I'm solving Ex 3.8.1. in Brezis' book of Functional Analysis. Could you have a check on my attempt?
Let $(E, | \cdot |)$ be a Banach space and $d$ a metric on $E$ that induces the weak topology $\sigma(E, E^\star)$. Then there is a sequence $(f_n)$ in $E^\star$ such that each $g\in E^\star$ is a finite linear combination of the $f_n$'s.
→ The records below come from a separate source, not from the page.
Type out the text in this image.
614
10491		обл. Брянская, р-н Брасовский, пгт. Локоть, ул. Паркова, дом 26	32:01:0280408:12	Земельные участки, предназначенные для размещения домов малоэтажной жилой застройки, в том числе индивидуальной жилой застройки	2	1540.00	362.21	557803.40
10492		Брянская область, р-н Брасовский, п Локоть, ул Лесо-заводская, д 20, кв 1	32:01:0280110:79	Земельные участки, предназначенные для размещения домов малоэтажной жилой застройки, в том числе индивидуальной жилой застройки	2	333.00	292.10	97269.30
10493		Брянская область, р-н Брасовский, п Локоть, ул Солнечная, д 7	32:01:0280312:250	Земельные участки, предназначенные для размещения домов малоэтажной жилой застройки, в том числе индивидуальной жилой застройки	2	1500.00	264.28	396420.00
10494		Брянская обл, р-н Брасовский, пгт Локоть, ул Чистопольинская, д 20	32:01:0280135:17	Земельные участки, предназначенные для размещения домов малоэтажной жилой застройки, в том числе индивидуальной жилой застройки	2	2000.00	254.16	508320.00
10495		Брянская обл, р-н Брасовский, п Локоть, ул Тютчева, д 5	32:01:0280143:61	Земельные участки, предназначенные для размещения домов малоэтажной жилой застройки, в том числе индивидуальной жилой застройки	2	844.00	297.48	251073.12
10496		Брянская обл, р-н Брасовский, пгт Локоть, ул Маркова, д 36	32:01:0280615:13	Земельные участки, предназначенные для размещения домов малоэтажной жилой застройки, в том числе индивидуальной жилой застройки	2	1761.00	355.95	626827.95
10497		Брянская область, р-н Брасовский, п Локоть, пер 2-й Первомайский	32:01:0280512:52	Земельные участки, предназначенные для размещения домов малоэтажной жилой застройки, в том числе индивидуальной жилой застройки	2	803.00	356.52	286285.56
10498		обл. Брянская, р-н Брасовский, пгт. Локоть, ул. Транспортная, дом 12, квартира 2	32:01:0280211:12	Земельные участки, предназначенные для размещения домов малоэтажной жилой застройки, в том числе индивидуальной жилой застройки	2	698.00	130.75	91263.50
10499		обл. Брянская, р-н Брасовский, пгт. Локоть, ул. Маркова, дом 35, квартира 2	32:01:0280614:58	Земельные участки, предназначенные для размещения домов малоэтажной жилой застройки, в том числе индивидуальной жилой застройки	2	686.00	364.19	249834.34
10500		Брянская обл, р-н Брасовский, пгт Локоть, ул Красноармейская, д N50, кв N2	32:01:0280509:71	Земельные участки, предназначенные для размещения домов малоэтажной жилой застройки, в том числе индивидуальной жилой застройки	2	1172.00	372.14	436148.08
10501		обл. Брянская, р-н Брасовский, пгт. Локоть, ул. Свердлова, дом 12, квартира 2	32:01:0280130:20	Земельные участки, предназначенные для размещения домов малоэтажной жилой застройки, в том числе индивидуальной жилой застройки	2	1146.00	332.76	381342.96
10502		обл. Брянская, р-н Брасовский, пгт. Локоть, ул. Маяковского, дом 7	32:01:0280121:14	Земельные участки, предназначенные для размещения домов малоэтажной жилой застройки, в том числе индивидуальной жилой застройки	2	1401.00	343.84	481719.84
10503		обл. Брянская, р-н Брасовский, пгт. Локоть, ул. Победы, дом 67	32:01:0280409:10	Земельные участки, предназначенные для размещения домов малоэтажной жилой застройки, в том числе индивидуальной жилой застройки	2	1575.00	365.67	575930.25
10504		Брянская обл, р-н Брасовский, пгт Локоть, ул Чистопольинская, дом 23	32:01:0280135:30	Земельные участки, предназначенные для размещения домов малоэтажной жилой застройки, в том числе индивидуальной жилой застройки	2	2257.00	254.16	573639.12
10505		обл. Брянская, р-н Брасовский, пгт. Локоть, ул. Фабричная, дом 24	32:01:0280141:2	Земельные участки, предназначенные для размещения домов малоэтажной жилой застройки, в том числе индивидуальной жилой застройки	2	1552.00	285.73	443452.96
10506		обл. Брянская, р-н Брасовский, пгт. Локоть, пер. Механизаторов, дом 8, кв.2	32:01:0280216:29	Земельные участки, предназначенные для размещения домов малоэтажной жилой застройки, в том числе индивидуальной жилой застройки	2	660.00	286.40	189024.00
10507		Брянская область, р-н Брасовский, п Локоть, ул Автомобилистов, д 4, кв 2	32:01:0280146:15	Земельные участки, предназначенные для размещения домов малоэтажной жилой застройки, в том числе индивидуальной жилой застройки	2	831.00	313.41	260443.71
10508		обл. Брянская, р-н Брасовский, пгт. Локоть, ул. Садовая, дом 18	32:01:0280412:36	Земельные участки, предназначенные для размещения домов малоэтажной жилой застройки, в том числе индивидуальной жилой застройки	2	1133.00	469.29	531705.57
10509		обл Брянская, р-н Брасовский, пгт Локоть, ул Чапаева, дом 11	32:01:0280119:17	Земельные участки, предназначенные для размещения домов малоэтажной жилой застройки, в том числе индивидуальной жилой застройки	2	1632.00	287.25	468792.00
My proof: Let $V_n := \{x \in E \mid d(x,0) < n^{-1}\}$ for $n \in \mathbb N^*$. Then there exists a finite sequence $(f_{n, k})_{k=1}^{\varphi(n)}$ in $E^\star$ such that $$V_n \supseteq U_n:=\{x \in E \mid \forall k=1, \ldots,\varphi(n): |\langle f_{n,k}, x \rangle| < 1\}.$$
Fix $f \in E^\star$ and $A := \{x \in E \mid |\langle f, x \rangle| < 1\}$. Let $A_n := A/n := \{x/n \mid x\in A\}$. Then $$\operatorname{ker} f = \bigcap_{n \in \mathbb N^\star} A_n.$$
There exists some $\overline n$ such that $U :=U_{\overline n} \subseteq V_n \subseteq A$. Similarly, we define $U_n :=U/n$. It follows that $$\bigcap_{k=1}^{\varphi(\overline n)} \operatorname{ker} f_{\overline n,k} = \bigcap_{n \in \mathbb N^\star} U_n.$$
It follows from $U \subseteq A$ that $$\bigcap_{k=1}^{\varphi(\overline n)} \operatorname{ker} f_{\overline n,k} \subseteq \operatorname{ker} f.$$
Lemma: Let $f_1, \ldots,f_n,f$ be linear functionals such that $\bigcap_{k=1}^n \ker f_k \subseteq \ker f$. Then $f$ is linearly dependent from $f_1,\ldots,f_n$.
By our lemma, $f$ is a linearly dependent of $\{f_{\overline n,k} \mid k = 1, \ldots, \varphi(\overline n)\}$. It follows that the collection $$\{f_{n, k} \mid n \in \mathbb N^\star, k =1, \ldots, \varphi(n)\}$$ satisfies the requirement.